The first man saved when the second Man died

I’m fascinated by the unnamed centurion who was in charge of executing Jesus.  At the end of his normal day’s work, there was something that moved this soldier to a life-saving confession when Jesus exhaled His last breath.

Here’s a man who ordered his cohorts to finish the ugly deed of executing the criminals they had just strung up on crosses.  Here’s a man who was stained with the blood of the crucified Man and who stood just feet away from His family.  Here’s a man who knew very well that this Man’s mother saw everything he was doing:  stripping her Son naked, pounding spikes into His hands and feet, raising Him up in humiliation for all to see, gambling for His clothes, hearing His last words, and caring not…  until the end.

Then, when the Son’s lungs collapsed and His great heart stopped beating, the centurion glorified God.  His was a confession of faith in the Man whose blood now soaked the warrior’s soul:  “Truly this Man was the Son of God!” and “Certainly this was a righteous Man!”  (Matthew 27:54; Mark 15:39; Luke 23:47).  You can’t glorify the Father this way unless Jesus has changed your life forever.

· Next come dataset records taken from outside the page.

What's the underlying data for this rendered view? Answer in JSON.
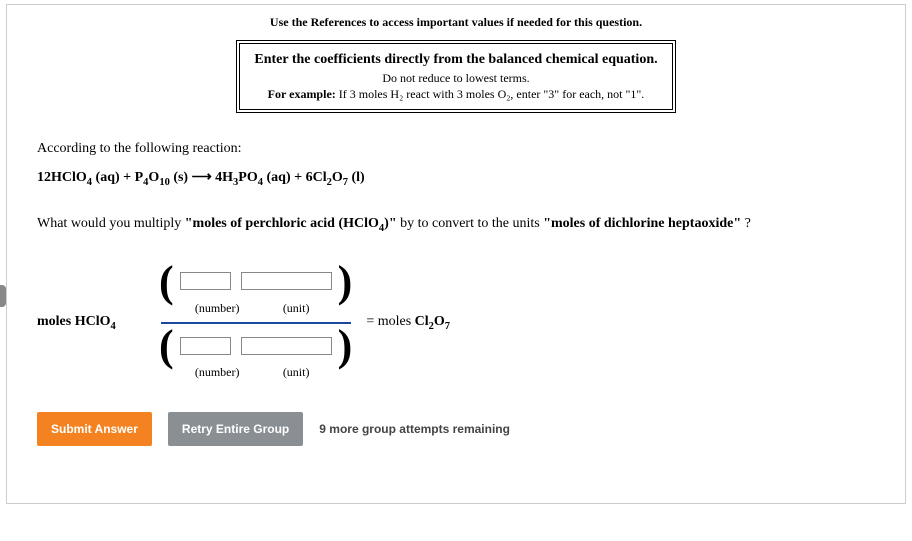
{
  "header": {
    "references_note": "Use the References to access important values if needed for this question."
  },
  "hint": {
    "line1": "Enter the coefficients directly from the balanced chemical equation.",
    "line2": "Do not reduce to lowest terms.",
    "line3_prefix": "For example:",
    "line3_rest": " If 3 moles H₂ react with 3 moles O₂, enter \"3\" for each, not \"1\"."
  },
  "intro": "According to the following reaction:",
  "equation_html": "12HClO₄ (aq) + P₄O₁₀ (s) ⟶ 4H₃PO₄ (aq) + 6Cl₂O₇ (l)",
  "question": {
    "pre": "What would you multiply ",
    "bold1": "\"moles of perchloric acid (HClO₄)\"",
    "mid": " by to convert to the units ",
    "bold2": "\"moles of dichlorine heptaoxide\"",
    "post": " ?"
  },
  "frac": {
    "lhs": "moles HClO₄",
    "rhs_prefix": "= moles ",
    "rhs_formula": "Cl₂O₇",
    "number_label": "(number)",
    "unit_label": "(unit)",
    "top": {
      "number": "",
      "unit": ""
    },
    "bottom": {
      "number": "",
      "unit": ""
    }
  },
  "buttons": {
    "submit": "Submit Answer",
    "retry": "Retry Entire Group",
    "attempts_note": "9 more group attempts remaining"
  }
}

There’s no question about the salvation of a man who is diligently seeking to know the Savior, like the eunuch and his confession of faith in Acts 8:37:  I believe that Jesus Christ is the Son of God.  It’s a done deal.  But what of the man who is suddenly ambushed by the Cross?  Was the centurion’s confession enough?

With the heart one believes unto righteousness, and with the mouth confession is made unto salvation (Romans 10:10).  I say it was enough.  And when I meet the centurion in heaven, I think I’ll say to him, “The second Man…  He wouldn’t have done it without you.  Thanks.”